- Native name: Ruprecht von Pfalz-Mosbach
- Church: Catholic Church
- Diocese: Diocese of Regensburg
- In office: 4 September 1457 – 1 November 1465
- Predecessor: Frederick III of Plankenfels [de]
- Successor: Henry IV of Absberg

Personal details
- Born: 1437
- Died: 1 November 1465 (aged 29–30) Ybbs, Archduchy of Austria, Holy Roman Empire

= Rupert of Palatinate-Mosbach =

German nobleman and clergyman

Rupert of Palatinate-Mosbach (1437 – 1 November 1465, Ybbs) was a German nobleman and clergyman. From 1457 to his death he was the forty-third bishop of Regensburg, as Rupert I.

==Family==
He was descended from the house of Wittelsbach. His parents were Otto I, Count Palatine of Mosbach (son of Rupert, King of Germany and younger brother of Louis III) and his wife Joanna of Bavaria-Landshut (eldest daughter of Henry XVI, Duke of Bavaria). Rupert's brother Albert became bishop of Strasbourg, whilst his other brother John became a canon and went on pilgrimage to Jerusalem. Albert, Rupert and John were grandsons of Rupert, King of Germany.

==Life==
He was recommended as bishop by Frederick III, Holy Roman Emperor, Ladislaus the Posthumous and Louis IX, Duke of Bavaria, leaving pope Callixtus III little option but to confirm the nomination.

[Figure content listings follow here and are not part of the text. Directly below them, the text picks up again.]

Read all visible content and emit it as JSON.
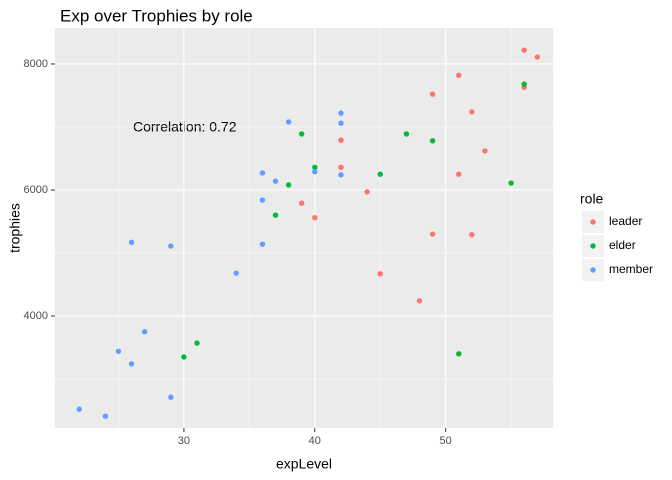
{
  "chart_data": {
    "type": "scatter",
    "title": "Exp over Trophies by role",
    "x_label": "expLevel",
    "y_label": "trophies",
    "legend_title": "role",
    "annotation": "Correlation: 0.72",
    "xlim": [
      20.15,
      58.2
    ],
    "xticks": [
      30,
      40,
      50
    ],
    "ylim": [
      2222,
      8571
    ],
    "yticks": [
      4000,
      6000,
      8000
    ],
    "grid": true,
    "legend": "right",
    "series": [
      {
        "name": "leader",
        "color": "#F8766D",
        "x": [
          56,
          57,
          51,
          56,
          49,
          52,
          42,
          53,
          42,
          51,
          44,
          39,
          40,
          49,
          52,
          45,
          48
        ],
        "y": [
          8220,
          8110,
          7820,
          7630,
          7520,
          7240,
          6790,
          6620,
          6360,
          6250,
          5970,
          5790,
          5560,
          5300,
          5290,
          4670,
          4240
        ]
      },
      {
        "name": "elder",
        "color": "#00BA38",
        "x": [
          56,
          39,
          47,
          49,
          40,
          45,
          55,
          38,
          37,
          31,
          30,
          51
        ],
        "y": [
          7680,
          6890,
          6890,
          6780,
          6360,
          6250,
          6110,
          6080,
          5600,
          3570,
          3350,
          3400
        ]
      },
      {
        "name": "member",
        "color": "#619CFF",
        "x": [
          42,
          38,
          42,
          40,
          36,
          42,
          37,
          36,
          26,
          29,
          36,
          34,
          27,
          25,
          26,
          29,
          22,
          24
        ],
        "y": [
          7220,
          7080,
          7060,
          6290,
          6270,
          6240,
          6140,
          5840,
          5170,
          5110,
          5140,
          4680,
          3750,
          3440,
          3240,
          2710,
          2520,
          2410
        ]
      }
    ]
  }
}
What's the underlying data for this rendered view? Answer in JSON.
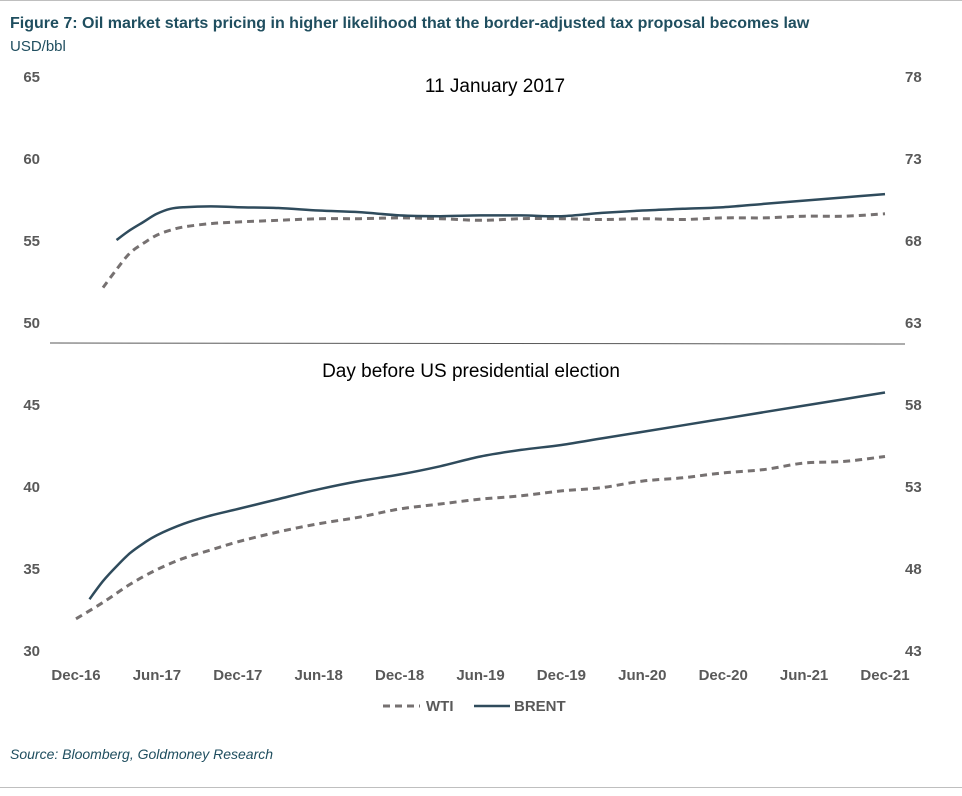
{
  "figure": {
    "title": "Figure 7: Oil market starts pricing in higher likelihood that the border-adjusted tax proposal becomes law",
    "unit": "USD/bbl",
    "source": "Source: Bloomberg, Goldmoney Research"
  },
  "colors": {
    "wti": "#767171",
    "brent": "#2f4b5c",
    "tick": "#595959",
    "divider": "#595959"
  },
  "chart_data": {
    "type": "line",
    "x_ticks": [
      "Dec-16",
      "Jun-17",
      "Dec-17",
      "Jun-18",
      "Dec-18",
      "Jun-19",
      "Dec-19",
      "Jun-20",
      "Dec-20",
      "Jun-21",
      "Dec-21"
    ],
    "x_tick_months": [
      0,
      6,
      12,
      18,
      24,
      30,
      36,
      42,
      48,
      54,
      60
    ],
    "x_range_months": [
      0,
      60
    ],
    "left_axis_ticks": [
      "65",
      "60",
      "55",
      "50",
      "45",
      "40",
      "35",
      "30"
    ],
    "right_axis_ticks": [
      "78",
      "73",
      "68",
      "63",
      "58",
      "53",
      "48",
      "43"
    ],
    "legend": {
      "position": "bottom-center",
      "items": [
        "WTI",
        "BRENT"
      ]
    },
    "panels": [
      {
        "label": "11 January 2017",
        "left_axis": {
          "min": 50,
          "max": 65
        },
        "right_axis": {
          "min": 63,
          "max": 78
        },
        "series": [
          {
            "name": "WTI",
            "axis": "left",
            "style": "dashed",
            "x": [
              2,
              3,
              4,
              5,
              6,
              7,
              8,
              10,
              12,
              15,
              18,
              21,
              24,
              27,
              30,
              33,
              36,
              39,
              42,
              45,
              48,
              51,
              54,
              57,
              60
            ],
            "values": [
              52.1,
              53.2,
              54.2,
              54.8,
              55.3,
              55.6,
              55.8,
              56.0,
              56.1,
              56.2,
              56.3,
              56.3,
              56.35,
              56.3,
              56.2,
              56.3,
              56.3,
              56.25,
              56.3,
              56.25,
              56.35,
              56.35,
              56.45,
              56.45,
              56.6
            ]
          },
          {
            "name": "BRENT",
            "axis": "left",
            "style": "solid",
            "x": [
              3,
              4,
              5,
              6,
              7,
              8,
              10,
              12,
              15,
              18,
              21,
              24,
              27,
              30,
              33,
              36,
              39,
              42,
              45,
              48,
              51,
              54,
              57,
              60
            ],
            "values": [
              55.0,
              55.6,
              56.1,
              56.6,
              56.9,
              57.0,
              57.05,
              57.0,
              56.95,
              56.8,
              56.7,
              56.5,
              56.45,
              56.5,
              56.5,
              56.45,
              56.65,
              56.8,
              56.9,
              57.0,
              57.2,
              57.4,
              57.6,
              57.8
            ]
          }
        ]
      },
      {
        "label": "Day before US presidential election",
        "left_axis": {
          "min": 30,
          "max": 45
        },
        "right_axis": {
          "min": 43,
          "max": 58
        },
        "series": [
          {
            "name": "WTI",
            "axis": "left",
            "style": "dashed",
            "x": [
              0,
              2,
              4,
              6,
              8,
              10,
              12,
              15,
              18,
              21,
              24,
              27,
              30,
              33,
              36,
              39,
              42,
              45,
              48,
              51,
              54,
              57,
              60
            ],
            "values": [
              31.9,
              32.9,
              34.0,
              34.9,
              35.6,
              36.1,
              36.6,
              37.2,
              37.7,
              38.1,
              38.6,
              38.9,
              39.2,
              39.4,
              39.7,
              39.9,
              40.3,
              40.5,
              40.8,
              41.0,
              41.4,
              41.5,
              41.8
            ]
          },
          {
            "name": "BRENT",
            "axis": "left",
            "style": "solid",
            "x": [
              1,
              2,
              3,
              4,
              5,
              6,
              8,
              10,
              12,
              15,
              18,
              21,
              24,
              27,
              30,
              33,
              36,
              39,
              42,
              45,
              48,
              51,
              54,
              57,
              60
            ],
            "values": [
              33.1,
              34.2,
              35.1,
              35.9,
              36.5,
              37.0,
              37.7,
              38.2,
              38.6,
              39.2,
              39.8,
              40.3,
              40.7,
              41.2,
              41.8,
              42.2,
              42.5,
              42.9,
              43.3,
              43.7,
              44.1,
              44.5,
              44.9,
              45.3,
              45.7
            ]
          }
        ]
      }
    ]
  }
}
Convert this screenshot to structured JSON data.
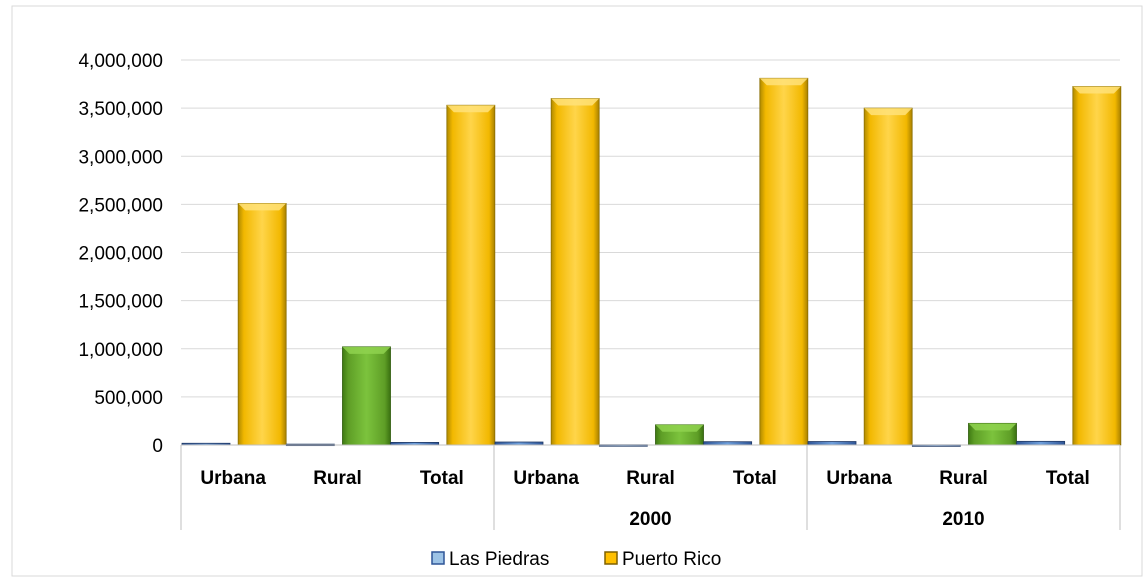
{
  "chart_data": {
    "type": "bar",
    "title": "",
    "xlabel": "",
    "ylabel": "",
    "ylim": [
      0,
      4000000
    ],
    "yticks": [
      "0",
      "500,000",
      "1,000,000",
      "1,500,000",
      "2,000,000",
      "2,500,000",
      "3,000,000",
      "3,500,000",
      "4,000,000"
    ],
    "grid": true,
    "legend_position": "bottom",
    "groups": [
      {
        "label": "",
        "categories": [
          "Urbana",
          "Rural",
          "Total"
        ]
      },
      {
        "label": "2000",
        "categories": [
          "Urbana",
          "Rural",
          "Total"
        ]
      },
      {
        "label": "2010",
        "categories": [
          "Urbana",
          "Rural",
          "Total"
        ]
      }
    ],
    "categories": [
      "Urbana",
      "Rural",
      "Total",
      "Urbana",
      "Rural",
      "Total",
      "Urbana",
      "Rural",
      "Total"
    ],
    "series": [
      {
        "name": "Las Piedras",
        "color": "#9DC3E6",
        "values": [
          18000,
          9000,
          27000,
          31000,
          3000,
          34000,
          36000,
          2000,
          38000
        ]
      },
      {
        "name": "Puerto Rico",
        "color": "#FFC000",
        "values": [
          2510000,
          1020000,
          3530000,
          3600000,
          210000,
          3810000,
          3500000,
          225000,
          3725000
        ]
      }
    ],
    "rural_bar_color": "#6AAE2E"
  }
}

The original choice had been Henry of Asberg, but this failed and was declared invalid, though Henry later succeeded Rupert after his early death. Rupert defended the prince-bishopric from the Hussites and the robber barons. At a synod held by Rupert sinecure owners were reassigned, whilst he also ensured that sermons were better related to the text of the scriptures and acquired the castle at Barbing as an episcopal residence.

==Bibliography==
- Michael Buchberger (ed.): 1200 Jahre Bistum Regensburg. Regensburg 1939, S. 43.
- Alois Schmid: Ruprecht. In: Neue Deutsche Biographie (NDB). Band 22, Duncker & Humblot, Berlin 2005, ISBN 3-428-11203-2, S. 291 (Digitalisat).
- Josef Staber: Kirchengeschichte des Bistums Regensburg. Regensburg 1966, S. 88–89.